Die Wahl im Bundestag ist an ein kompliziertes dreigängiges Wahlverfahren gebunden:

1. Wahlgang: Der vom Präsidenten vorgeschlagene Kanzlerkandidat muß mit absoluter Mehrheit vom Bundestag gewählt werden.

2. Wahlgang: Erreicht der Kandidat die erforderliche Mehrheit nicht, so kann der Bundestag binnen 14 Tagen nach dem I. Wahlgang mit absoluter Mehr­heit einen Kandidaten wählen, den er selbst wählt.

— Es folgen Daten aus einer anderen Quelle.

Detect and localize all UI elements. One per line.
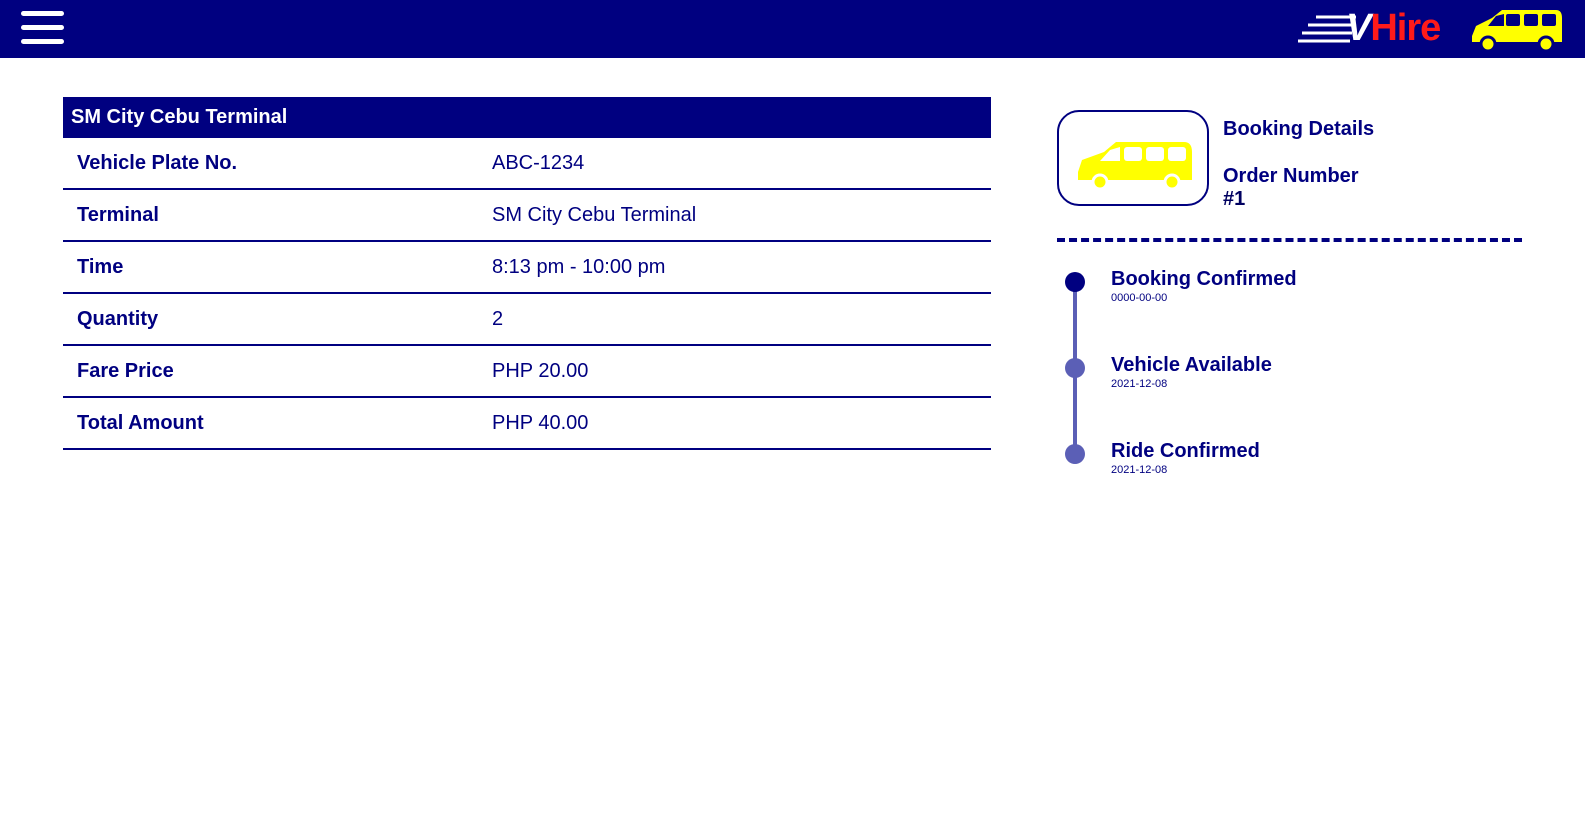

3. Wahlgang: Wird wiederum von diesem Kandidaten die erforderliche Mehrheit nicht erreicht, ist im 3. Wahlgang der Kandidat gewählt, der die meisten Stimmen (relative Mehrheit) erhält. In diesem Falle entscheidet der Bundespräsident, ob er diese Wahl binnen 7 Tagen anerkennt oder den Bundestag auflöst. Die Ernennung des Bundeskanzlers erfolgt durch den Bundespräsidenten.

Um den Bundeskanzler abzuberufen, muß zunächst ein Viertel der Bundestagsabgeordneten ein Mißtrauensvotum beantragen. Zur Wahl können sich mehrere Kandidaten stellen. Gewähit ist jedoch nur, wer die absolute Mehrheit erhält. Erhält diese keiner, gilt der Mißtrauensantrag als abgelehnt. Eine solche Regelung schließt praktisch eine Abberufung während der Legislaturperiode aus.

„Das konstruktive Mißtrauensvotum" findet ferner Anwendung, wenn der Bundeskanzler die Vertrauensfrage stellt und der Bundestag mit absoluter Mehr­heit diesen Vertrauensantrag ablehnt. Dann bleibt der Bundeskanzler solange im Amt, bis der Bundestag mit absoluter Mehrheit einen Nachfolger gewählt hat.